There have been many noteworthy projects, according to the FLOW Coordinators. Examples include a water-themed mobile learning museum created for a local elementary school, a Rain Barrel Auction and a redesign of the senior quad planter seen here. Last May, Laguna Beach High School had its annual Senior Service Day where all of the seniors packed 70,000 meals to be shipped to Zambia.
Looking ahead, the FLOW Coordinators see even more students and staff getting involved. They are excited about the school and district’s commitment to FLOW as evidenced by a new district-level coordinator position for Environmental Literacy. Her name is Gloria Harwood and the coordinators said she is supporting FLOW-related curriculum across the district and promoting FLOW as a key theme for the Unit Design Process.
Harwood said she is proud and inspired to be part of FLOW and is excited that a new board resolution was passed dedicated to environmental literacy, climate action and sustainability throughout the district.
“FLOW is a standout program that connects across the curriculum while also promoting stewardship and real-world problem-solving within the classroom,” said Harwood. “At the district level, we see FLOW as an integral part of environmental literacy in the classroom and will continue to support potential programs and projects in the future.”
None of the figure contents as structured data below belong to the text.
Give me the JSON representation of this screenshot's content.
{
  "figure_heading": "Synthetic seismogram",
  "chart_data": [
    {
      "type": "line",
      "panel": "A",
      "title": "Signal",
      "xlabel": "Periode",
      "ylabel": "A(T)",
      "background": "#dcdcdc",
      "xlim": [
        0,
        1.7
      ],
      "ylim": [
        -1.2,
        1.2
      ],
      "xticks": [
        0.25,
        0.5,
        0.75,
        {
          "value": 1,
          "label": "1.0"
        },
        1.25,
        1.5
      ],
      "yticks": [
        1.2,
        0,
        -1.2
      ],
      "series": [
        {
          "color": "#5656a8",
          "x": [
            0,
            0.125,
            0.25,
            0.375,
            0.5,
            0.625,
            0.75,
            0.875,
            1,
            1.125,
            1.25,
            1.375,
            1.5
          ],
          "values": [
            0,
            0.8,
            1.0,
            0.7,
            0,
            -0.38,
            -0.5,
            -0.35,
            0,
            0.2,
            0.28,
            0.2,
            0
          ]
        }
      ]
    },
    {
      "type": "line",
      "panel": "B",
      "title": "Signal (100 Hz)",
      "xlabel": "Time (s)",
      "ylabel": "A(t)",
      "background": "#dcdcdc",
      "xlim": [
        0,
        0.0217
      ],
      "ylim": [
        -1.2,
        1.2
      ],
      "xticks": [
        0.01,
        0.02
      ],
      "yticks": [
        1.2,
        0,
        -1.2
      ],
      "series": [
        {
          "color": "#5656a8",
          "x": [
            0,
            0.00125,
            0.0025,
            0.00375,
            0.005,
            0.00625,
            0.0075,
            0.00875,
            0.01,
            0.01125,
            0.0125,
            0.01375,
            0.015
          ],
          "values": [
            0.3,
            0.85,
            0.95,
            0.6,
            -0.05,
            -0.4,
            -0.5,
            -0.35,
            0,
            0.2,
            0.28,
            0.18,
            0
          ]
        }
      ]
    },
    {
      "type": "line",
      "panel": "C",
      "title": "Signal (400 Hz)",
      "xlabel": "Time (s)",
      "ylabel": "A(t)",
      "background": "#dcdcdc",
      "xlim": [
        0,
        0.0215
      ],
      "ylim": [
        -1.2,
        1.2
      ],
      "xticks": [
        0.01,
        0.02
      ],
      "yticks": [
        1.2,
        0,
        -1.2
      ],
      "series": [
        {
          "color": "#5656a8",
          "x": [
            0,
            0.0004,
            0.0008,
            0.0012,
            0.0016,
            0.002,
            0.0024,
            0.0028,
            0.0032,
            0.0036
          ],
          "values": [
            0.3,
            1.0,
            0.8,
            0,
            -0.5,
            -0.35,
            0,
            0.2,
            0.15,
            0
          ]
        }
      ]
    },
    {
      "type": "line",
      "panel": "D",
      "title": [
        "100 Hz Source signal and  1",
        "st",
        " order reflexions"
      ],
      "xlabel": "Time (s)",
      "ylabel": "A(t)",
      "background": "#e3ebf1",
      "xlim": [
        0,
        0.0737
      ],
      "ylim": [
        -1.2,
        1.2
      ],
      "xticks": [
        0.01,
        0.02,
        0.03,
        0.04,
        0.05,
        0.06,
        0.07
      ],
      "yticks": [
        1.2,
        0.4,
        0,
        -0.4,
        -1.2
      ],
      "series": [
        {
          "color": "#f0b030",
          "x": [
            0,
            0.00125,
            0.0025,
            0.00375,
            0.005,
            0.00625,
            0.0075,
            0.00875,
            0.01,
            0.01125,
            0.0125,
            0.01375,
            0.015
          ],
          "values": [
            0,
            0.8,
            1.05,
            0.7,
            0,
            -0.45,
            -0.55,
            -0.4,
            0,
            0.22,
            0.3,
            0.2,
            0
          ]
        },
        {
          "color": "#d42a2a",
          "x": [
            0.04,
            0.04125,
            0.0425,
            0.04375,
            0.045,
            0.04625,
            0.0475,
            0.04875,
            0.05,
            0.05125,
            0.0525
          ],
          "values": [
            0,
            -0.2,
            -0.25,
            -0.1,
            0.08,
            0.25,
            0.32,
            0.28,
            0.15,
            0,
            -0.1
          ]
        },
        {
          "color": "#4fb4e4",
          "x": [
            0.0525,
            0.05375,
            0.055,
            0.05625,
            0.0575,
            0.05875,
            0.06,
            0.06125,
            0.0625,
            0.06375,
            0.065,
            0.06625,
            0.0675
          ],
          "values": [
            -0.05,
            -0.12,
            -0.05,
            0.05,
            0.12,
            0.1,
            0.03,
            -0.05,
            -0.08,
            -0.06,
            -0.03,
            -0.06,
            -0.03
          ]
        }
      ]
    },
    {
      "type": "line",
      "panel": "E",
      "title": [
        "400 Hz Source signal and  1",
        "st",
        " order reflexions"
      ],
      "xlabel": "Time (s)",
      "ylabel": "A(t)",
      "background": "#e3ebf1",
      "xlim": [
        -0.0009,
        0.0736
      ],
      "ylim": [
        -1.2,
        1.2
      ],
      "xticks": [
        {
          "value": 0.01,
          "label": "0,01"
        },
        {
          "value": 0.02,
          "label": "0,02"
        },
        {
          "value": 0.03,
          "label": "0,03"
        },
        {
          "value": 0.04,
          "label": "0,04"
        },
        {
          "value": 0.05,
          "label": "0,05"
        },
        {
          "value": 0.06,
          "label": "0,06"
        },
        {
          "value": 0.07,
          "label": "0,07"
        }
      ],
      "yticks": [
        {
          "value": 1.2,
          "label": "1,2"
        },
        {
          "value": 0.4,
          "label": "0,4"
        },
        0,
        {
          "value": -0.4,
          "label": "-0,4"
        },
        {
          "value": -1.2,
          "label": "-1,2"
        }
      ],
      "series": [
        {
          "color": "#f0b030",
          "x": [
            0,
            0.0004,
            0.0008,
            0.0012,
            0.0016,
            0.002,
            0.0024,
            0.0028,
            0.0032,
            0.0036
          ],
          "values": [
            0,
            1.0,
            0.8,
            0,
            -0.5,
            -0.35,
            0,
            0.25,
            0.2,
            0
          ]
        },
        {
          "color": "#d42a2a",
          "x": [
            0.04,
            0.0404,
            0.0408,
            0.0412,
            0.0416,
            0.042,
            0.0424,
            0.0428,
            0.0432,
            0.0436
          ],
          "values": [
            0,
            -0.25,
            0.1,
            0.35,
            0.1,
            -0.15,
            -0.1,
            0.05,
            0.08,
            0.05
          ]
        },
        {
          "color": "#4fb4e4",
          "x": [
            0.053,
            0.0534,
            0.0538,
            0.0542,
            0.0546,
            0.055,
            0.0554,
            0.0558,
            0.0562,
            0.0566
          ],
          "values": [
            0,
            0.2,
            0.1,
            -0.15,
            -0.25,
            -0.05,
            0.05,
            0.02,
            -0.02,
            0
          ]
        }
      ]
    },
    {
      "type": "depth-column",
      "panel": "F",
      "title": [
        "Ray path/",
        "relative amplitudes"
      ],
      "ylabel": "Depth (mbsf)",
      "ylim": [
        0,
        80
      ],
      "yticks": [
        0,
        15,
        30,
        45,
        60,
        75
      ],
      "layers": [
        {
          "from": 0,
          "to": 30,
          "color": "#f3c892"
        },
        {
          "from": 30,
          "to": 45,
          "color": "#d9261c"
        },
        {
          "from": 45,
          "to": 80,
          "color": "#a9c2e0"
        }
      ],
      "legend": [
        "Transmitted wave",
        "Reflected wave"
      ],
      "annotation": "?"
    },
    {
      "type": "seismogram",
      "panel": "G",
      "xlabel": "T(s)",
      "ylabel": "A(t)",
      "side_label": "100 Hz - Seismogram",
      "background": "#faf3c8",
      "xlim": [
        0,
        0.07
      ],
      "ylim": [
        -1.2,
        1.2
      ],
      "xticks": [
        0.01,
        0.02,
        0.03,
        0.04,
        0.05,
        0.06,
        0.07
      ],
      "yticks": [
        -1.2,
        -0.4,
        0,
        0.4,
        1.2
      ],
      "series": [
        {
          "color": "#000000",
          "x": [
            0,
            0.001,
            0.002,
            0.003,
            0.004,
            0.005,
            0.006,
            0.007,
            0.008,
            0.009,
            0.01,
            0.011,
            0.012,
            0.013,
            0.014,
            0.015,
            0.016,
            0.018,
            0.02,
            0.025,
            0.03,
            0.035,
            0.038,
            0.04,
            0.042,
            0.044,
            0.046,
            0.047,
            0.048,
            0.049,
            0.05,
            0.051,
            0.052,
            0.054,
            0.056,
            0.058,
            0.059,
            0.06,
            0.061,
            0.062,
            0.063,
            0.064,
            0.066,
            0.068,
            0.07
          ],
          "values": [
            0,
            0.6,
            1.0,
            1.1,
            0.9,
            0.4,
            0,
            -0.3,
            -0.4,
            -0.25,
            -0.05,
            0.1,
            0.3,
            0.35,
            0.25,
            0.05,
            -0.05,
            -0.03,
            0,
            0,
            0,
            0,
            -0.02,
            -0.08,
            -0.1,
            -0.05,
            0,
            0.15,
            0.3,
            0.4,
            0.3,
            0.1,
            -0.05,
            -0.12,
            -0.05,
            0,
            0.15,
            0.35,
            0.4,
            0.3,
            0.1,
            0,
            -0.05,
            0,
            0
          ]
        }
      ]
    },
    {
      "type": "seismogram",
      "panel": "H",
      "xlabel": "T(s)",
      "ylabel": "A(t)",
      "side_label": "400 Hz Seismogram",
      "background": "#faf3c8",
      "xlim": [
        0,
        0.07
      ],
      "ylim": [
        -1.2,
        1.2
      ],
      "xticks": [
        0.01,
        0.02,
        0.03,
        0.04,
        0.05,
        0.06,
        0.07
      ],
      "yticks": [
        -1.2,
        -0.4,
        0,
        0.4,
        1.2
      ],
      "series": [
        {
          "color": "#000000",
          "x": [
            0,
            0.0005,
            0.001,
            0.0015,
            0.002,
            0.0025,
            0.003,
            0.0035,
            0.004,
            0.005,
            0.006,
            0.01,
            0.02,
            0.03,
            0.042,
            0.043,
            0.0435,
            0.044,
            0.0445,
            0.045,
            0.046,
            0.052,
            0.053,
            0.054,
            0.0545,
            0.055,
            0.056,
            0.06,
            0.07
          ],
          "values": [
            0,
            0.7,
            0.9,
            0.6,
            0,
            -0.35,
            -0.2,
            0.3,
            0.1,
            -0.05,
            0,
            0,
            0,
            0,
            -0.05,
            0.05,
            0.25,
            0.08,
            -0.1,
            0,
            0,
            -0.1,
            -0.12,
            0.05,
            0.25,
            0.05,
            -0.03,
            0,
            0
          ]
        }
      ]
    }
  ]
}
Shen said that he and the entire FLOW team feel very fortunate to work for a district that encourages teachers to take chances and initiate change.
“The environment is part of Laguna Beach’s DNA and it naturally lends itself to being a unifying force for our schools, civic institutions and commerce,” said Shen. “We encourage different schools to tap into the pertinent issues in their surrounding communities when thinking of doing something similar to FLOW.”